Hermann Hesse, An einem Grabe

Aquarell und Tusche auf Papier

2 Blätter, je 23 × 17,8 cm

Dazu das handgeschriebene Gedicht mit 16 Zeilen, 6 davon auf der Rückseite des Gedichts

Provenienz

Sammlung A. Vogel, Winterthur; Privatsammlung Schweiz

Ausstellungen
  • Galerie Ludorff, "Hermann Hesse – Malerfreude", Düsseldorf 2016
Literatur
  • Galerie Ludorff, "Hermann Hesse – Malerfreude", Düsseldorf 2016, S. 142

An einem Grabe

Er sehnte sich nach Ruhe, Stille, Nacht,

Wir wissen nur, daß er ein Leid verbarg

Und müde war. Wir haben ihn im Sarg

Gebettet und zum stillsten Ort gebracht.

Ihn birgt und schützt die tiefe Grube nun

Vor Welt und Zeit. Da soll der müde Mann

Sein Weh vergessen und in Frieden ruhn.

Wohl ihm, der dieser bittern Zeit entrann!

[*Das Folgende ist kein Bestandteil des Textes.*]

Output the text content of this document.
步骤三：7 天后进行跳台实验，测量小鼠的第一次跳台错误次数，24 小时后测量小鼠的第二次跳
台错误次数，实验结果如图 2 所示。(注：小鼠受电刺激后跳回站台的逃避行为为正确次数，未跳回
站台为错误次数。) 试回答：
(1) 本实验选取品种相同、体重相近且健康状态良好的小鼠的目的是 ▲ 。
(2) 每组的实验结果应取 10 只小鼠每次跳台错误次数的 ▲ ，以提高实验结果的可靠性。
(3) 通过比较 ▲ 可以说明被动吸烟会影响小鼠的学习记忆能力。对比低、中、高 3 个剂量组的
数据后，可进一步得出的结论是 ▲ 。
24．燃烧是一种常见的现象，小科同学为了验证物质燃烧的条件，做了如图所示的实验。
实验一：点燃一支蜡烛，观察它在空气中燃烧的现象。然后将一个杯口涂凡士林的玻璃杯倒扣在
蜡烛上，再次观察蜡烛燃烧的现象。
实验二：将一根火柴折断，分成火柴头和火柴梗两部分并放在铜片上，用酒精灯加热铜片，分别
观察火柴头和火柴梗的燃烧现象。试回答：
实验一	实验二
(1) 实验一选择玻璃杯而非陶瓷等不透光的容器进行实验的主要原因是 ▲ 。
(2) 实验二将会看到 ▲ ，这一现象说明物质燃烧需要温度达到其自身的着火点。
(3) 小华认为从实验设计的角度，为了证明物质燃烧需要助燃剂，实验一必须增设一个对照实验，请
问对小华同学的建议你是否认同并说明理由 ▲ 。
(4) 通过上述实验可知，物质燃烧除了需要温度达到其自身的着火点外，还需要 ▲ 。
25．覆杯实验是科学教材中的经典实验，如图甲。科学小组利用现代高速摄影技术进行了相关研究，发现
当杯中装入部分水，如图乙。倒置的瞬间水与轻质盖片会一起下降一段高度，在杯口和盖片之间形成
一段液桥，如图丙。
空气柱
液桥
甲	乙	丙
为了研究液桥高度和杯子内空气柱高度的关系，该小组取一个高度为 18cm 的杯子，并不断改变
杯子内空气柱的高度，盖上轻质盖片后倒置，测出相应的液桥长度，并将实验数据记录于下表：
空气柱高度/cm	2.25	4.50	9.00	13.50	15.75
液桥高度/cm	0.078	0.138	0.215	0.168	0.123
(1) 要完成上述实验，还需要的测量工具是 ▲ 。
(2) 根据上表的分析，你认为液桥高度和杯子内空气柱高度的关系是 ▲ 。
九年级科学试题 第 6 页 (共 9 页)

Uns andern bleibt vor Lärm und Krieg der Welt,

Von ihrer Todesangst und bittern Not

(nicht auf Abbildung:)

Noch unser Teil, und Leid ist unser Brot

Bis auch für uns der bange Traum zerschellt.

Dann wird, so glauben wir, das Gleichgewicht,

Der Wert und Sinn der Welt uns wieder tragen,

Es wird des Menschen Bildnis wieder licht.

Und wird des Vaters ewige Züge tragen.

Über Hermann Hesse

Der Schriftsteller Hermann Hesse war auch als bildender Künstler tätig und schuf ein umfangreiches Werk an Aquarellen und Gedichtillustrationen.